WASHINGTON — When Daniel R. Smith was born dirt poor more than three-quarters of a century ago, there were only about 20 other blacks in his small Connecticut town. His own father had been born a slave in Virginia in 1862. Mr. Smith served as a medic in Korea in the years just after the Army had been desegregated.

On Aug. 28, 1963, the Rev. Dr. Martin Luther King Jr. addressed thousands of people gathered around the Reflecting Pool on the National Mall in Washington.

And in August 1963, he found himself standing beside the Reflecting Pool with tens of thousands of others listening to the Rev. Dr. Martin Luther King Jr. deliver one of the most famous speeches in American history.

“I felt that this was the beginning of a new era for black Americans, that whites would respect blacks more,” said Mr. Smith, whose story exemplifies the journey of millions of black Americans. “From then on, I thought, America is America, it has become what the Constitution stands for.”

This week, he intends to join the thousands of others at events commemorating the 50th anniversary of the March on Washington for Jobs and Freedom. But what is often on Mr. Smith's mind, as it is on the minds of others who attended and watched the historic event, is what has happened in the five decades since Dr. King detailed his vision of a society in which people are judged by the content of their character, not the color of their skin.

“I wondered back then if the mind-set of the nation would change,” Mr. Smith said. “I think it did, for a while, but the pace has slowed considerably.”

Energized by his experience at the march, Mr. Smith headed to the Deep South to study veterinary medicine at what was then the Tuskegee Institute in Alabama, but drifted into civil rights work and marched from Selma to Montgomery with Dr. King in 1965. He ran anti-poverty and literacy programs in the poorest corners of Mississippi, having his share of scrapes along the way, before returning to work for the federal government and settling in Washington.

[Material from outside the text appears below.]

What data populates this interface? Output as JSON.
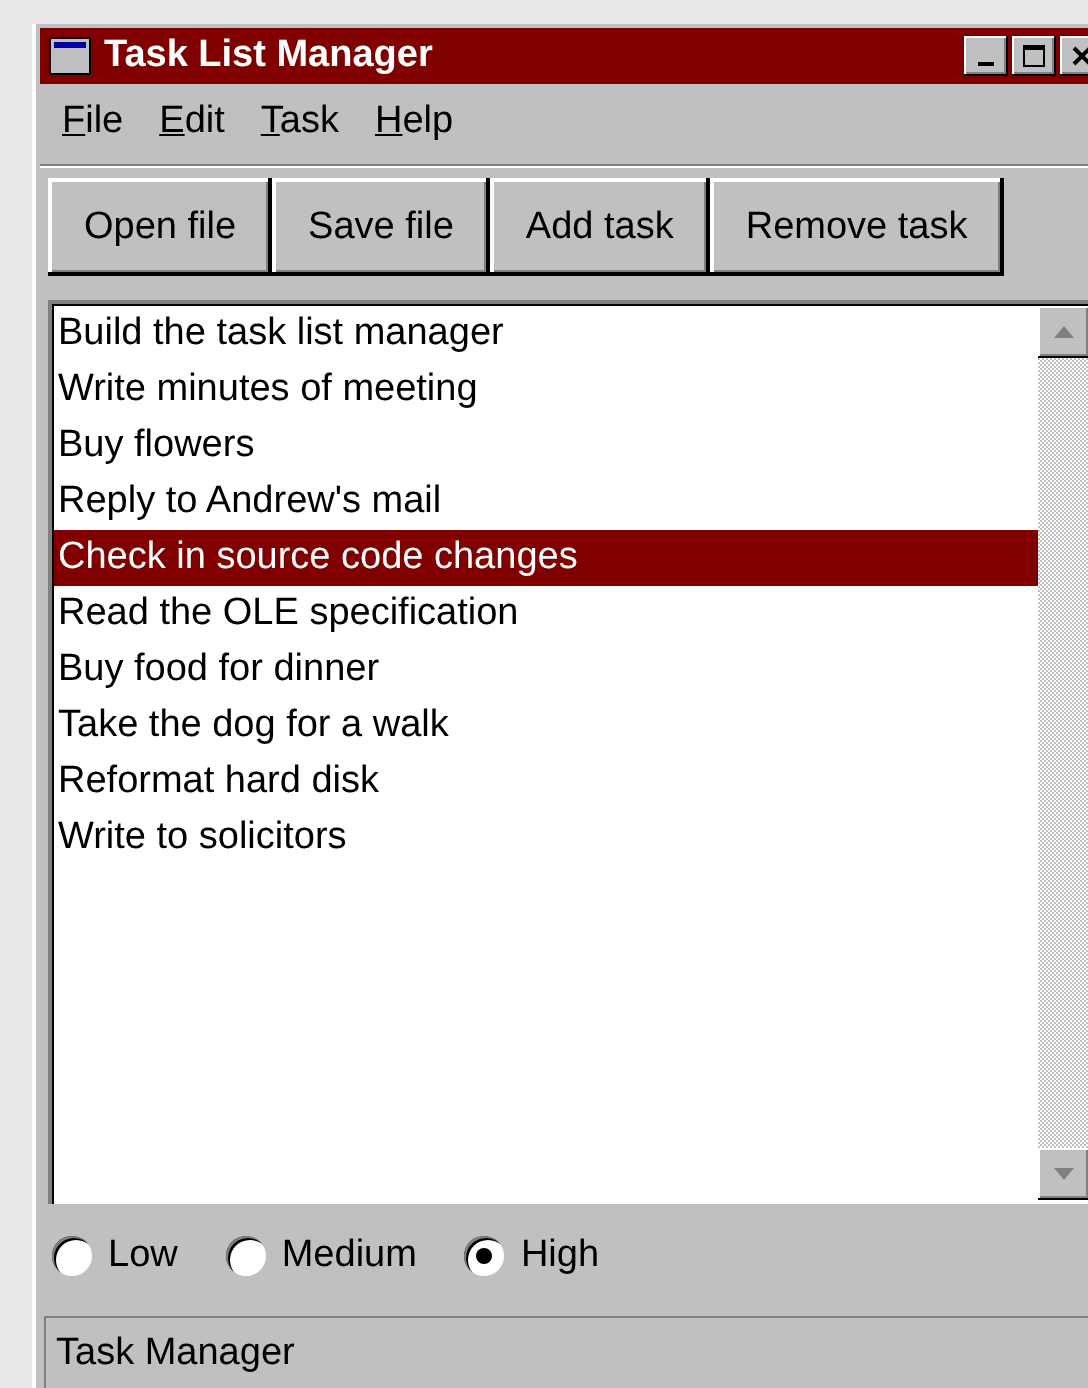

And now, five decades after the march, Mr. Smith, 81, lives on a leafy street in a diverse neighborhood in Northeast Washington with his second wife, who is white.

Certainly it is a different-looking society compared with 1963. A black man is president, for one thing, and young people in minority groups have an array of opportunities that their parents were limited to dreaming about.

“When you look at the places that were typically occupied by people who were not racial minorities, whether it's the legal profession or the medical profession or major companies, there are now racial minorities in those places,” said Christopher Bracey, a law professor at George Washington University who writes on constitutional law and civil rights. “The changes are tangible. You can see it everywhere. Yes, there are still disparities, but there is no doubt there has been progress.”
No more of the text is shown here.